Cette année, la Garde côtière américaine a saisi près d’un demi-milliard de dollars de cocaïne dans les Caraïbes au large des côtes du Venezuela, et l’administration Trump en a assez.
Ces dernières semaines, l’armée américaine a déployé huit navires de guerre, des avions de surveillance, un sous-marin nucléaire et 10 combattants furtifs F-35 dans la région. Les responsables disent que la vague fait partie d’un agressif campagne de contre-nostoliques.
La semaine dernière, les États-Unis ont frappé un navire de contrebande présumé, tuant 11. La mission a été directement autorisée par le président. « Des milliards de dollars de drogues coulent du Venezuela et d’autres pays. Le Venezuela a été un très mauvais acteur, et nous comprenons cela », a déclaré le président Trump.
Caracas rejette les charges. Maduro insiste sur le fait que la guerre de la drogue est utilisée comme prétexte pour déstabiliser son gouvernement.
Il a mobilisé des millions de membres de la milice et a averti que le Venezuela pourrait déclarer une «république d’armes» s’il était attaqué. Les avions de chasse vénézuéliens ont bourdonné deux fois des navires de la marine américaine dans les eaux internationales. Les commandants américains disent que d’autres menaces pourraient être accueillies par la force.
Une autre facette de ce conflit est de jouer ici en Guyane. Le minuscule voisin du Venezuela a été menacé alors que le Venezuela revendique la souveraineté sur environ les deux tiers du pays, ainsi que des réserves de pétrole offshore massives. Mais les États-Unis ont ici des intérêts commerciaux importants, avec Exxonmobil et d’autres entreprises développant de nouveaux domaines énormes. La posture de sécurité de Washington pourrait également viser à dissuader les mouvements vénézuéliens contre la Guyane.
Le différend frontalier entre le Venezuela et le Guyana aurait été réglé il y a plus de cent ans. Mais lorsque 11 milliards de barils de pétrole ont été découverts au large, soudain, les Vénézuéliens ont décidé de réclamer un morceau de Guyane de la taille de la Floride.
En mars, le secrétaire d’État Marco Rubio a visité ici et a annoncé une nouvelle coopération en matière de sécurité avec le Guyana comme avertissement au Venezuela de garder les mains.
Le secrétaire d’État américain, Marco Rubio, a déclaré: «Il y aura des conséquences pour l’aventurisme.
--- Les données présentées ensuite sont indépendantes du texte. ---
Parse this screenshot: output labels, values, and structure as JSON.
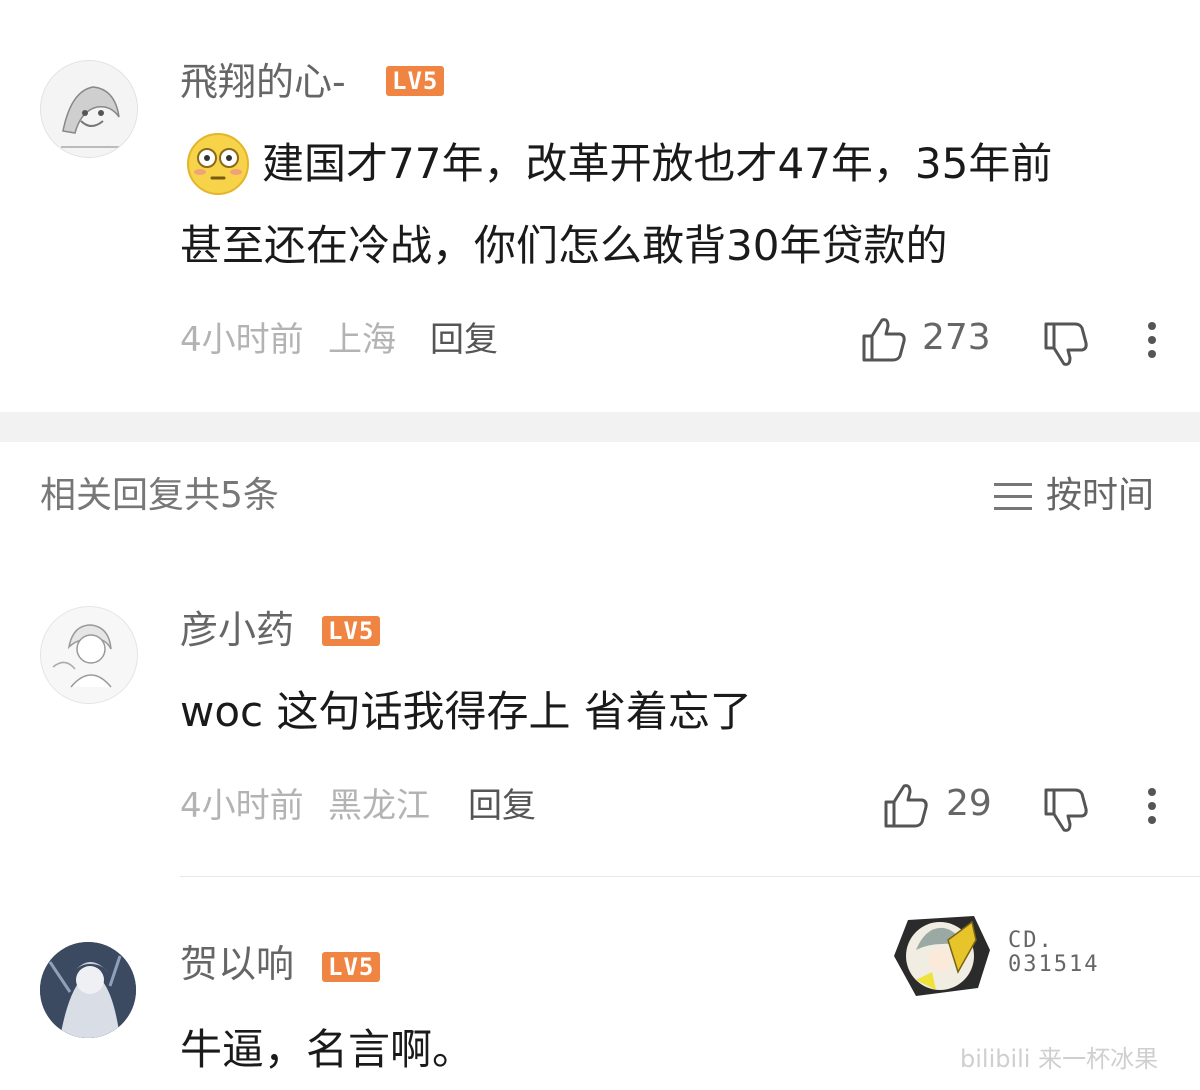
{
  "comment": {
    "username": "飛翔的心-",
    "level": "LV5",
    "emoji": "😳",
    "text_line1": "建国才77年，改革开放也才47年，35年前",
    "text_line2": "甚至还在冷战，你们怎么敢背30年贷款的",
    "time": "4小时前",
    "location": "上海",
    "reply_label": "回复",
    "likes": "273"
  },
  "replies_header": {
    "title": "相关回复共5条",
    "sort_label": "按时间"
  },
  "replies": [
    {
      "username": "彦小药",
      "level": "LV5",
      "text": "woc 这句话我得存上 省着忘了",
      "time": "4小时前",
      "location": "黑龙江",
      "reply_label": "回复",
      "likes": "29"
    },
    {
      "username": "贺以响",
      "level": "LV5",
      "text": "牛逼，名言啊。"
    }
  ],
  "badge": {
    "line1": "CD.",
    "line2": "031514"
  },
  "watermark": "bilibili 来一杯冰果",
  "colors": {
    "level_badge": "#f08442",
    "meta_text": "#b3b3b3",
    "divider_band": "#f2f2f2"
  }
}
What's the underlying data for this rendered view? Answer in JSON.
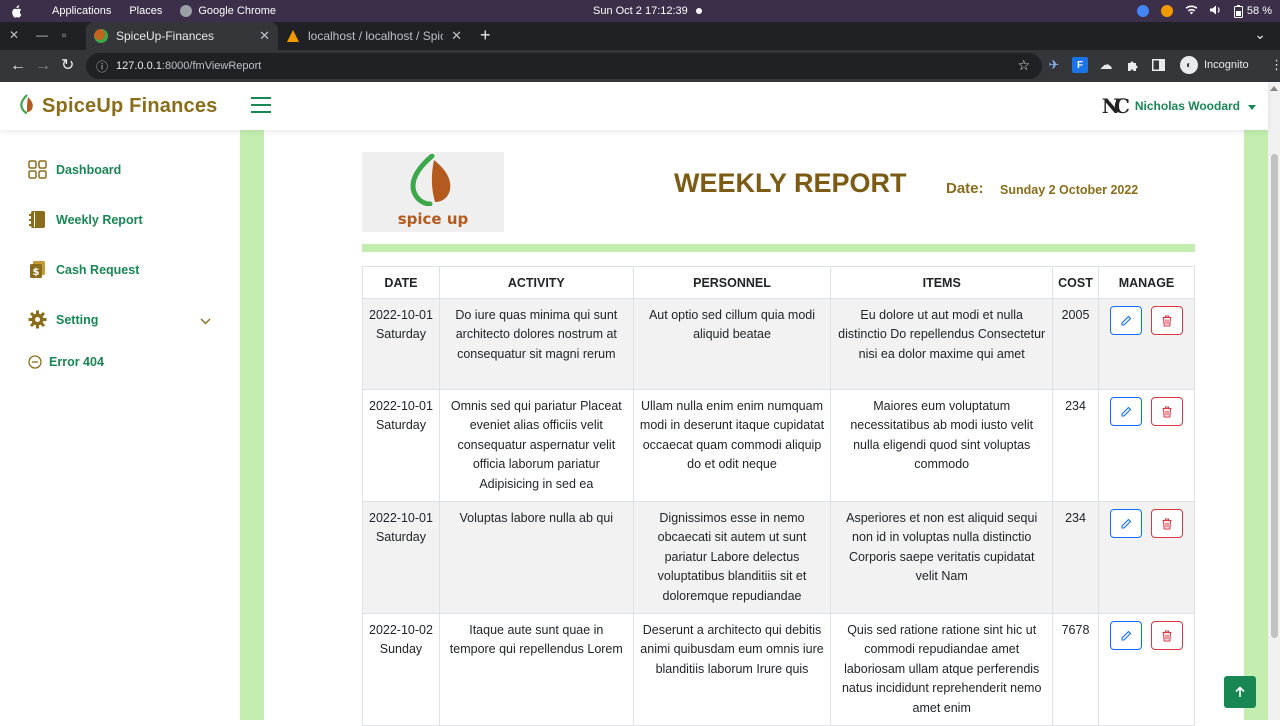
{
  "os_bar": {
    "applications": "Applications",
    "places": "Places",
    "browser": "Google Chrome",
    "clock": "Sun Oct 2  17:12:39",
    "battery": "58 %"
  },
  "browser": {
    "tabs": [
      {
        "title": "SpiceUp-Finances",
        "active": true
      },
      {
        "title": "localhost / localhost / Spic",
        "active": false
      }
    ],
    "url_host": "127.0.0.1",
    "url_path": ":8000/fmViewReport",
    "profile_label": "Incognito"
  },
  "app": {
    "brand": "SpiceUp Finances",
    "user_name": "Nicholas Woodard",
    "user_initials": "NC"
  },
  "sidebar": {
    "items": [
      {
        "label": "Dashboard",
        "icon": "grid-icon"
      },
      {
        "label": "Weekly Report",
        "icon": "notebook-icon"
      },
      {
        "label": "Cash Request",
        "icon": "cash-icon"
      },
      {
        "label": "Setting",
        "icon": "gear-icon"
      },
      {
        "label": "Error 404",
        "icon": "minus-circle-icon"
      }
    ]
  },
  "report": {
    "logo_text": "spice up",
    "title": "WEEKLY REPORT",
    "date_label": "Date:",
    "date_value": "Sunday 2 October 2022",
    "columns": [
      "DATE",
      "ACTIVITY",
      "PERSONNEL",
      "ITEMS",
      "COST",
      "MANAGE"
    ],
    "rows": [
      {
        "date": "2022-10-01 Saturday",
        "activity": "Do iure quas minima qui sunt architecto dolores nostrum at consequatur sit magni rerum",
        "personnel": "Aut optio sed cillum quia modi aliquid beatae",
        "items": "Eu dolore ut aut modi et nulla distinctio Do repellendus Consectetur nisi ea dolor maxime qui amet",
        "cost": "2005"
      },
      {
        "date": "2022-10-01 Saturday",
        "activity": "Omnis sed qui pariatur Placeat eveniet alias officiis velit consequatur aspernatur velit officia laborum pariatur Adipisicing in sed ea",
        "personnel": "Ullam nulla enim enim numquam modi in deserunt itaque cupidatat occaecat quam commodi aliquip do et odit neque",
        "items": "Maiores eum voluptatum necessitatibus ab modi iusto velit nulla eligendi quod sint voluptas commodo",
        "cost": "234"
      },
      {
        "date": "2022-10-01 Saturday",
        "activity": "Voluptas labore nulla ab qui",
        "personnel": "Dignissimos esse in nemo obcaecati sit autem ut sunt pariatur Labore delectus voluptatibus blanditiis sit et doloremque repudiandae",
        "items": "Asperiores et non est aliquid sequi non id in voluptas nulla distinctio Corporis saepe veritatis cupidatat velit Nam",
        "cost": "234"
      },
      {
        "date": "2022-10-02 Sunday",
        "activity": "Itaque aute sunt quae in tempore qui repellendus Lorem",
        "personnel": "Deserunt a architecto qui debitis animi quibusdam eum omnis iure blanditiis laborum Irure quis",
        "items": "Quis sed ratione ratione sint hic ut commodi repudiandae amet laboriosam ullam atque perferendis natus incididunt reprehenderit nemo amet enim",
        "cost": "7678"
      }
    ]
  },
  "colors": {
    "brand_brown": "#8a6d1a",
    "title_brown": "#7c5c14",
    "nav_green": "#198754",
    "light_green": "#c3eeb0",
    "edit_blue": "#0d6efd",
    "delete_red": "#dc3545"
  }
}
Il y aura des conséquences pour des actions agressives. Vous avez un défi très difficile sur vos mains avec un dictateur qui fait des affirmations territoriales illégitimes, et vous avez notre engagement et notre soutien complet.»
Pressé si les États-Unis soutiendraient militairement le Guyana, Rubio a laissé peu de doute.
Rubio a déclaré: « Ce serait une très mauvaise journée pour le régime vénézuélien s’ils attaqueraient le Guyane ou l’Exxonmobil ou quelque chose comme ça. Cela ne finirait pas bien pour eux. »
L’administration Trump a une prime de 50 millions de dollars sur Maduro. Ainsi, tandis que les responsables américains encadrent l’accumulation comme contre-nostolores, la puissance de feu déployée soulève des questions si Washington se prépare à aller au-delà de l’interdiction, et peut-être à évincer Nicolás Maduro du pouvoir.
Pour certains, les enjeux augmentent. La question de savoir si cette confrontation s’arrête à l’application des médicaments – ou dégénère dans le changement de régime – peut dépendre de la prochaine décision de Maduro.